Bosses at Ysbyty Glan Clwyd were forced to “seal off” six wards, cancel operations and divert emergency ambulances this morning after suspected asbestos dust was found in the air.
Workmen wearing protective suits and breathing apparatus were seen going into the wards after air quality control tests revealed “elevated ratings” of an unconfirmed substance in the access corridors.
Wards including gastroenterology, respiratory, ear, nose and throat, general surgery, medicine, and trauma were shut to patients, visitors, staff and volunteers, and four patients had to be moved from a side ward. Six operations were cancelled, and Ysbyty Gwynedd and Wrexham Maelor Hospital provided support by taking “all but critically urgent” patients.
One man from Rhyl, who went to visit his dad on Ward 3, described the atmosphere as “total chaos”.
“They were sealing off the doors going into the wards and there must’ve been around eight to 10 managers and workmen outside the door to Ward 3 wearing protective suits and breathing apparatus. They must’ve been concerned to go to all that.
I asked if I could go in and see my dad who was due to have an operation but was told I couldn’t because there had been a ‘major incident’ and it was being sealed off so no one could enter or leave. My dad’s operation was cancelled as they couldn’t take beds off the ward.
I was able to get into the ward by climbing up the old fire escape steps which were covered in dust and debris. There was an old woman climbing up as well who I had to help. She was 72, a cancer sufferer and had breathing difficulties and couldn’t use the lift because that had been sealed off too. She was going to visit relatives.”
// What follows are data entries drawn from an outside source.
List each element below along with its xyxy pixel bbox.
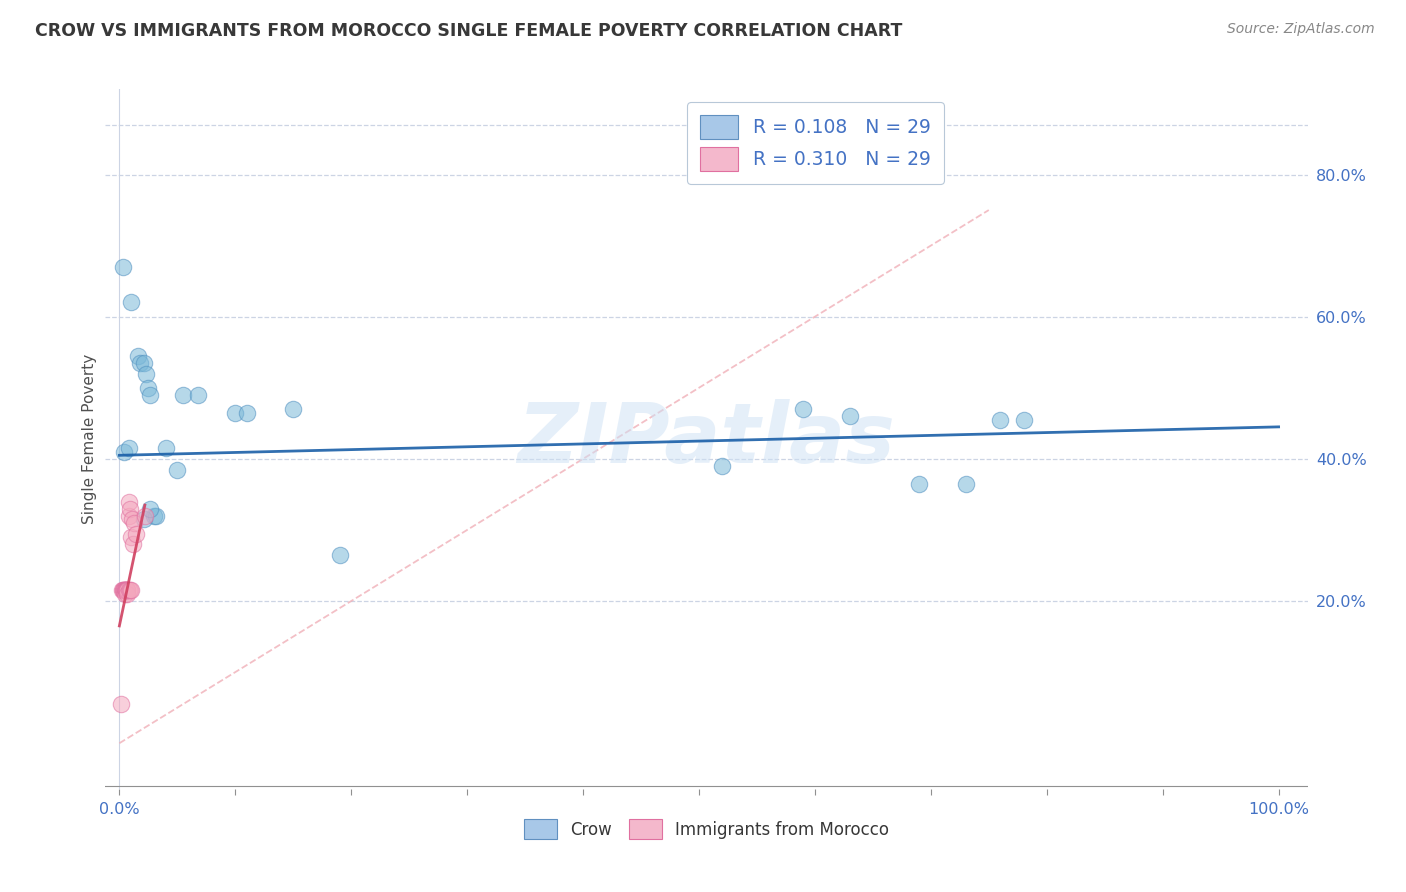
Point [121, 512, 143, 526]
Point [124, 526, 146, 541]
Point [118, 501, 141, 516]
Point [117, 583, 139, 598]
Point [114, 583, 136, 598]
Point [135, 367, 157, 381]
Point [120, 295, 142, 310]
Point [145, 508, 167, 523]
Text: CROW VS IMMIGRANTS FROM MOROCCO SINGLE FEMALE POVERTY CORRELATION CHART: CROW VS IMMIGRANTS FROM MOROCCO SINGLE F… [35, 22, 903, 40]
Point [110, 697, 132, 711]
Point [329, 548, 352, 562]
Point [115, 583, 138, 598]
Point [115, 583, 138, 598]
Point [838, 409, 860, 424]
Point [115, 583, 138, 598]
Y-axis label: Single Female Poverty: Single Female Poverty [82, 354, 97, 524]
Point [117, 583, 139, 598]
Point [117, 587, 139, 601]
Point [132, 356, 155, 370]
Point [129, 356, 152, 370]
Point [711, 458, 734, 473]
Point [792, 402, 814, 417]
Point [114, 587, 136, 601]
Point [117, 583, 139, 598]
Point [111, 583, 134, 598]
Point [990, 413, 1012, 427]
Point [143, 508, 166, 523]
Point [155, 441, 177, 455]
Point [118, 583, 141, 598]
Point [187, 388, 209, 402]
Point [1012, 413, 1035, 427]
Point [138, 381, 160, 395]
Point [117, 508, 139, 523]
Text: Source: ZipAtlas.com: Source: ZipAtlas.com [1227, 22, 1375, 37]
Point [166, 462, 188, 476]
Point [132, 512, 155, 526]
Point [908, 476, 931, 491]
Point [115, 583, 138, 598]
Legend: Crow, Immigrants from Morocco: Crow, Immigrants from Morocco [516, 811, 897, 847]
Point [112, 583, 135, 598]
Point [127, 349, 149, 363]
Point [120, 530, 142, 544]
Point [112, 444, 135, 458]
Point [138, 501, 160, 516]
Point [111, 583, 134, 598]
Point [111, 583, 134, 598]
Point [111, 260, 134, 274]
Point [117, 583, 139, 598]
Point [236, 406, 259, 420]
Point [117, 494, 139, 508]
Point [114, 583, 136, 598]
Point [122, 537, 145, 551]
Point [283, 402, 305, 417]
Point [224, 406, 246, 420]
Point [138, 388, 160, 402]
Point [124, 516, 146, 530]
Point [172, 388, 194, 402]
Text: ZIPatlas: ZIPatlas [517, 399, 896, 480]
Point [955, 476, 977, 491]
Point [117, 441, 139, 455]
Point [120, 583, 142, 598]
Point [112, 583, 135, 598]
Point [134, 508, 156, 523]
A spokesman for Betsi Cadwaladr University Health Board said air monitoring tests had picked up “elevated readings” of an unconfirmed substance and the board’s asbestos management controls were put into place.
Ysbyty Glan Clwyd is currently in the middle of a £90m redevelopment project to rebuild and revamp the hospital with new state-of-the-art facilities.
Bosses have previously defended the “building site look” emphasising they were trying to build a new hospital from within while continuing to offer 100% service.
The tests are carried out each morning to “ensure work is undertaken safely”. The spokesman said:
“This reduction in access is purely precautionary and there is no cause for concern at this stage. We anticipate that we will be able to re-open the access areas in the next few hours, following a full environmental clean and testing the air quality again.
We would appreciate your cooperation and help in maintaining the usual standards of health care despite the challenging situation. The health and safety of our patients and staff is paramount during this situation.”
All six wards were re-opened by 4.15pm.
A Welsh Ambulance Service spokesperson added:
“Following a decision by Betsi Cadwaladr University Health Board to restrict access to some wards at Ysbyty Glan Clwyd, we agreed jointly that ambulances would be temporarily diverted to either Wrexham Maelor Hospital or Bangor’s Ysbyty Gwynedd while the situation was resolved and in order to support our colleagues. We appreciate that this is not ideal, but the health and safety of our staff and patients must always come first.”